Appena giunsi davanti alla camera dove dormiva mia moglie, vidi delle donne che andavano e venivano, perciò mi preoccupai.

Mi avvicinai, ne fermai una e le chiesi: - Dimmi donna, cosa accade: la nobile Ecuba, figlia di Dimante, forse sta male, oppure ha avuto problemi durante il parto? Che gli Dei mi scampino da una simile disgrazia, poiché già molte ne abbiamo a Troia dalle belle mura e ci basta lottare contro di queste. Avanti parla e non mentire a me, che sono il tuo futuro re: come sta la nobile principessa?-

-La principessa Ecuba, figlia di Dimante, non sta male e non ha avuto problemi durante il parto, ma è in travaglio: presto avrai il tuo erede, Podarce, nobile figlio di Laomedonte. Non ti angustiare: Ecuba è forte e sembra sopportare bene il dolore che Hera, moglie di Zeus e protettrice dei parti, le manda; sono certa che non avrà problemi a superare la gravidanza.-

Mi sentii sollevato: io ero il padrone di molte concubine di nobile famiglia, ma nessuna di esse mi era cara come mia moglie Ecuba.

Una donna saggia, nonostante la sua giovine età, dotata di grande bellezza e dolcezza.

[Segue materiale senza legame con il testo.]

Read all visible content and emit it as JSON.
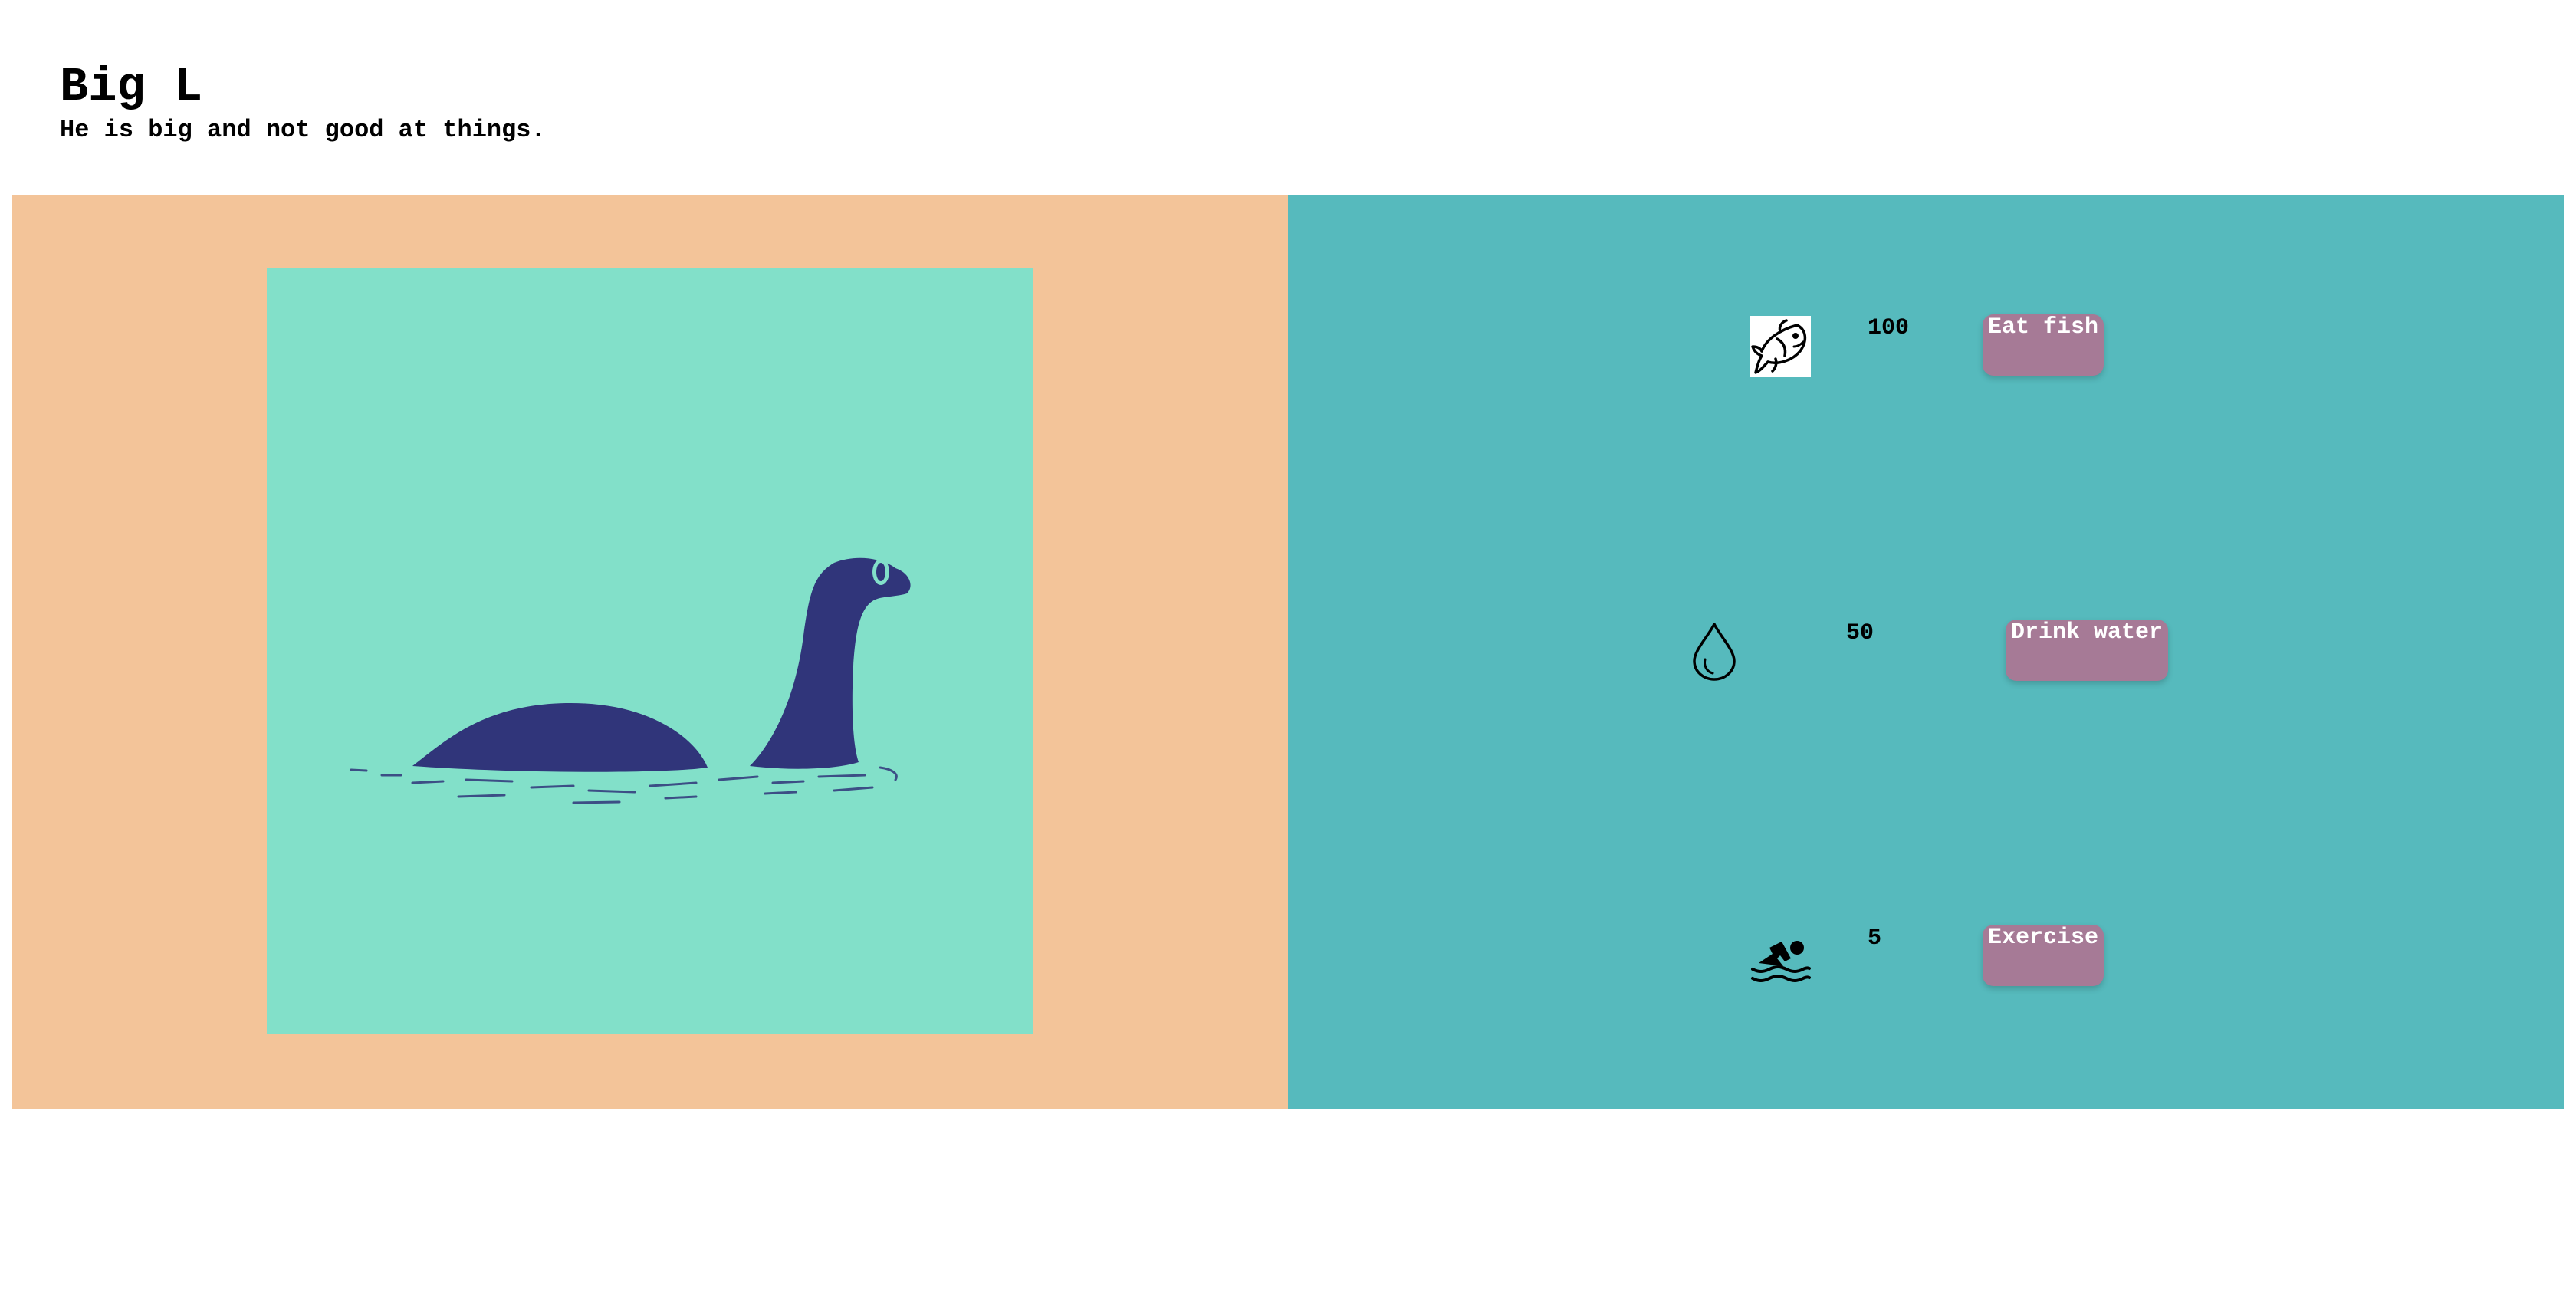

Avevo avuto un’altra moglie prima di lei: il suo nome era Arisbe, la quale mi aveva dato un figlio maschio di nome Esaco, il quale non volle però diventare il mio erede.

Egli era infatti interprete di sogni, come sua madre e sua nonna prima di lui, e si mise al servizio di Apollo.

A me gli interpreti di sogni ed i veggenti non erano mai piaciuti, perciò ripudiai mia moglie, ma volli tenere in casa lui, che, del resto, era il mio primo figlio.

-Nobile padre, – mi disse, il giorno in cui sposai Ecuba – Guardati dai figli che costei ti partorirà. Dal suo grembo ne nascerà uno che porterà alla rovina Troia dalle belle mura.-

Io, inizialmente, non lo presi molto sul serio, ma poi vidi alcune delle sue profezie avverarsi ed allora cominciai a temere.

Alcuni mesi prima, quando avevo saputo che Ecuba era incinta, lo avevo convocato.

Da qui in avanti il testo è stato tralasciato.